Giunse una telefonata della zia che aveva problemi coi bambini e lui se li feci passare e iniziò, assumendo il tono del papà burbero: “Fate i bravi eh! Non fate arrabbiare la zia se no viene papà e vi fa tottò!”
Il tutto registrato dalla telecamera mentre sullo sfondo passava l’alano e si andava realizzando un coito appassionato.
Le attrici, una bidella in una scuola romana, un’altre commessa e un’altra ancora impiegata di non so quale ministero si lasciarono intervistare tranquillamente al riparo di mascherine e proprio la commessa giovane e piuttosto bella tentò di farmi un tiro mancino.
Mi telefonò dicendo di dovermi parlare in privato e di raggiungerla a casa sua. Un monolocale dalle parti di viale Marconi dove mi accolse più nuda che vestita partendo dal non riuscire a non pensarmi e che quanto le piacevo e stringendosi a me e poi, visto il mio diniego sembrava proprio definitivo, scoppiando a piangere e raccontandomi di essere incinta e di non saper come fare ad abortire.

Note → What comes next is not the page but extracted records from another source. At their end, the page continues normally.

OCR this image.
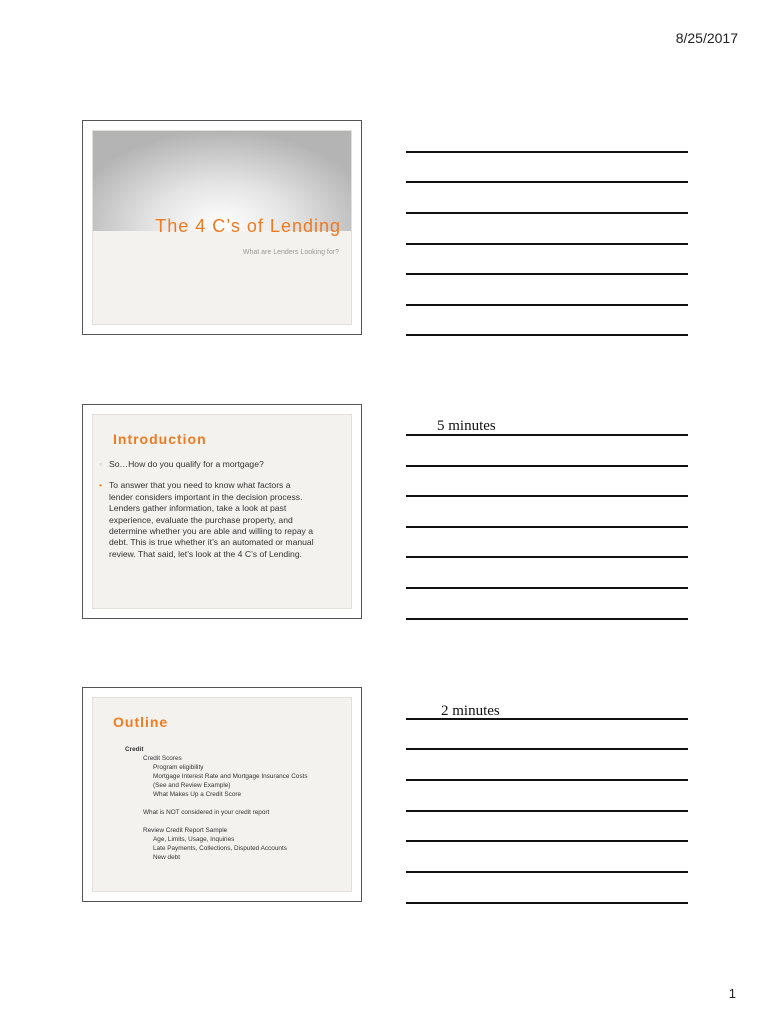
8/25/2017
The 4 C’s of Lending
What are Lenders Looking for?
Introduction
◦ So…How do you qualify for a mortgage?
• To answer that you need to know what factors a lender considers important in the decision process. Lenders gather information, take a look at past experience, evaluate the purchase property, and determine whether you are able and willing to repay a debt. This is true whether it’s an automated or manual review. That said, let’s look at the 4 C’s of Lending.
Outline
Credit
Credit Scores
Program eligibility
Mortgage Interest Rate and Mortgage Insurance Costs
(See and Review Example)
What Makes Up a Credit Score
What is NOT considered in your credit report
Review Credit Report Sample
Age, Limits, Usage, Inquiries
Late Payments, Collections, Disputed Accounts
New debt
5 minutes
2 minutes
1
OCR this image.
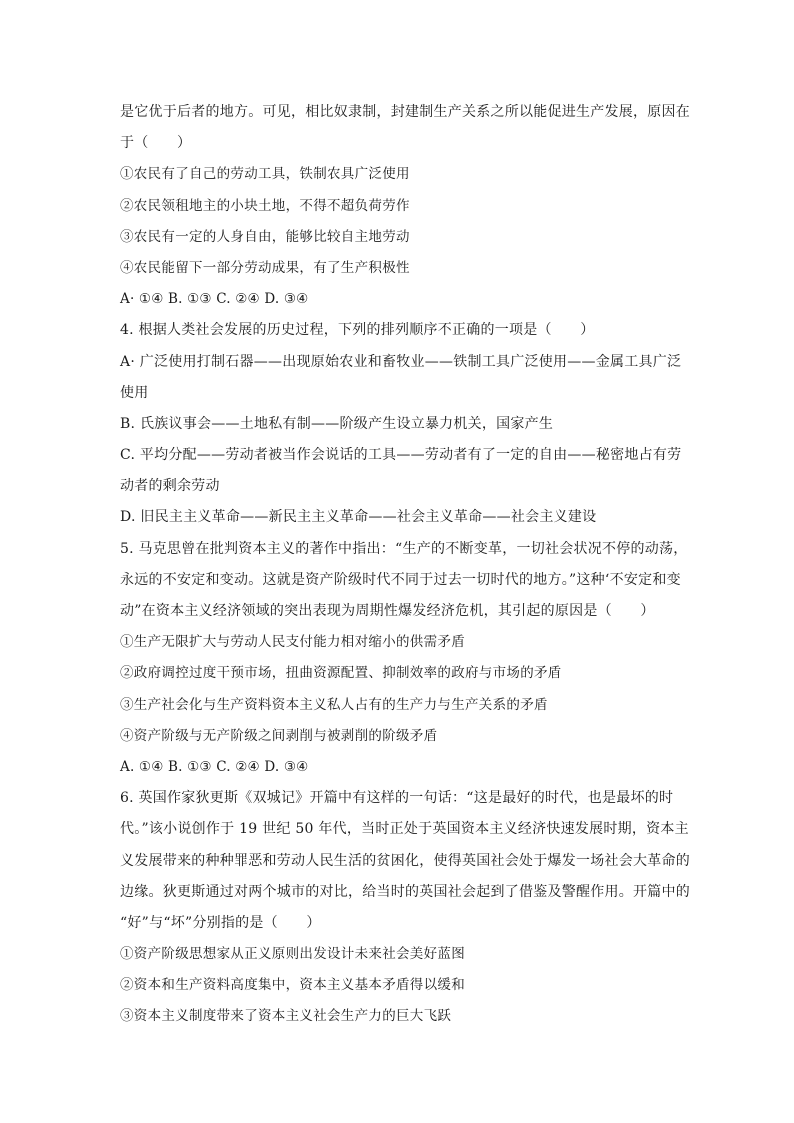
是它优于后者的地方。可见，相比奴隶制，封建制生产关系之所以能促进生产发展，原因在
于（　　）
①农民有了自己的劳动工具，铁制农具广泛使用
②农民领租地主的小块土地，不得不超负荷劳作
③农民有一定的人身自由，能够比较自主地劳动
④农民能留下一部分劳动成果，有了生产积极性
A· ①④ B. ①③ C. ②④ D. ③④
4. 根据人类社会发展的历史过程，下列的排列顺序不正确的一项是（　　）
A· 广泛使用打制石器——出现原始农业和畜牧业——铁制工具广泛使用——金属工具广泛
使用
B. 氏族议事会——土地私有制——阶级产生设立暴力机关，国家产生
C. 平均分配——劳动者被当作会说话的工具——劳动者有了一定的自由——秘密地占有劳
动者的剩余劳动
D. 旧民主主义革命——新民主主义革命——社会主义革命——社会主义建设
5. 马克思曾在批判资本主义的著作中指出：“生产的不断变革，一切社会状况不停的动荡，
永远的不安定和变动。这就是资产阶级时代不同于过去一切时代的地方。”这种‘不安定和变
动”在资本主义经济领域的突出表现为周期性爆发经济危机，其引起的原因是（　　）
①生产无限扩大与劳动人民支付能力相对缩小的供需矛盾
②政府调控过度干预市场，扭曲资源配置、抑制效率的政府与市场的矛盾
③生产社会化与生产资料资本主义私人占有的生产力与生产关系的矛盾
④资产阶级与无产阶级之间剥削与被剥削的阶级矛盾
A. ①④ B. ①③ C. ②④ D. ③④
6. 英国作家狄更斯《双城记》开篇中有这样的一句话：“这是最好的时代，也是最坏的时
代。”该小说创作于 19 世纪 50 年代，当时正处于英国资本主义经济快速发展时期，资本主
义发展带来的种种罪恶和劳动人民生活的贫困化，使得英国社会处于爆发一场社会大革命的
边缘。狄更斯通过对两个城市的对比，给当时的英国社会起到了借鉴及警醒作用。开篇中的
“好”与“坏”分别指的是（　　）
①资产阶级思想家从正义原则出发设计未来社会美好蓝图
②资本和生产资料高度集中，资本主义基本矛盾得以缓和
③资本主义制度带来了资本主义社会生产力的巨大飞跃
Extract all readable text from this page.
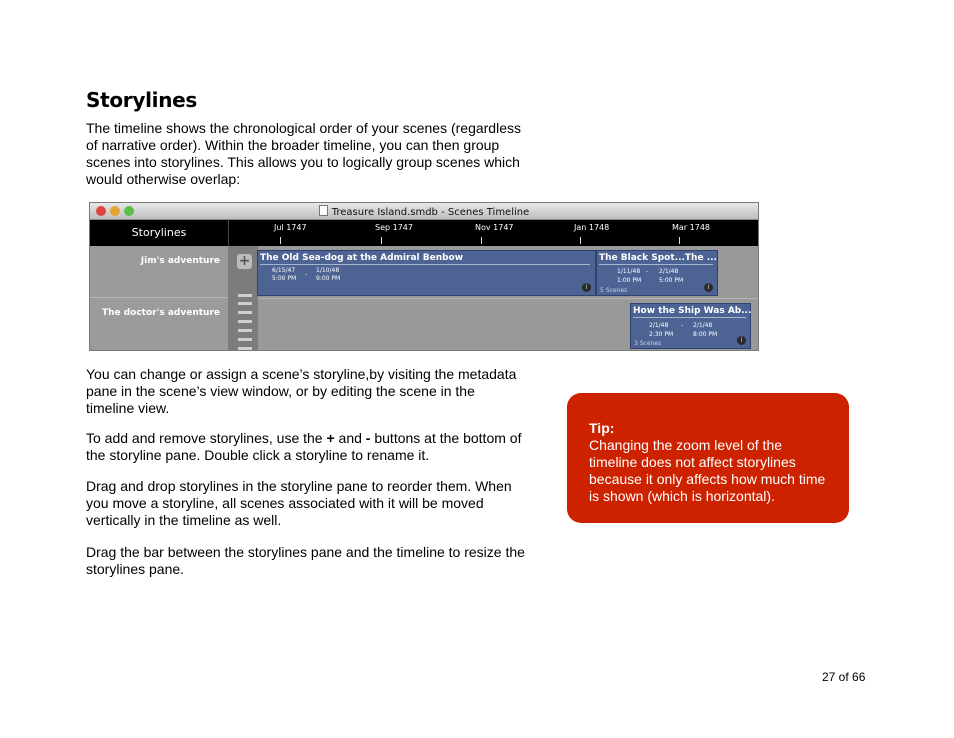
Storylines
The timeline shows the chronological order of your scenes (regardless of narrative order). Within the broader timeline, you can then group scenes into storylines. This allows you to logically group scenes which would otherwise overlap:
Treasure Island.smdb - Scenes Timeline
Storylines	Jul 1747	Sep 1747	Nov 1747	Jan 1748	Mar 1748
Jim's adventure
The doctor's adventure
+ The Old Sea-dog at the Admiral Benbow
6/15/47
5:00 PM
-
1/10/48
9:00 PM
i
The Black Spot...The ...
1/11/48
1:00 PM
- 2/1/48
5:00 PM
5 Scenes	i
How the Ship Was Ab...
2/1/48
2:30 PM
- 2/1/48
8:00 PM
3 Scenes	i
You can change or assign a scene’s storyline,by visiting the metadata pane in the scene’s view window, or by editing the scene in the timeline view.
To add and remove storylines, use the + and - buttons at the bottom of the storyline pane. Double click a storyline to rename it.
Drag and drop storylines in the storyline pane to reorder them. When you move a storyline, all scenes associated with it will be moved vertically in the timeline as well.
Drag the bar between the storylines pane and the timeline to resize the storylines pane.
Tip:
Changing the zoom level of the timeline does not affect storylines because it only affects how much time is shown (which is horizontal).
27 of 66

La caricai in macchia il pomeriggio successivo e la lasciai da un paio di mie amiche: era il periodo dei piccoli gruppi o centri femministi che dir si voglia, sparsi per tutta Roma.
In contemporanea al mio documentario Anna Carini inseguiva un altro progetto e aveva fatto venire dalla Francia una signora esperta del mestiere che in un appartamentino del centro storico riceveva gentiluomini vari celando una telecamera dietro uno specchio trasparente.
Quando già si parlava sui giornali della prossima uscita del documentario di Anna piovve dall’alto un fermi tutti e la programmazione fu annullata.
Mi informai ma mi resi conto che sarei incorso nelle stesse difficoltà così infilai i nastri girati in un cassetto e buona notte al porno casareccio.
Ne avrei parlato ancora un paio di anni appresso incontrando per strada Mauro il baldo regista e dopo saluti e ricordi comuni mi fece: “Ma ti ricordi Ilario? Lo sai che è successo? Una volta stavamo girando e durante la pausa pranzo lui e l’attrice si chiudono in camera con la truccatrice che diceva di essere una medium, una che parlava con gli spiriti. Dalla camera dopo un po’ chiedono aiuto: urli e strilli. Entro e Ilario era per terra svenuto.
Avevano chiamato uno spirito e questo aveva toccato Ilario che era piombato a terra. Va bè, interrotto tutto e Ilario se ne va a casa.
Da quel momento però non gli si alzava più. Soltanto con l’attrice che era quel giorno nella stanza con lui funzionava. Pensa che si sono anche sposati. Strano eh?”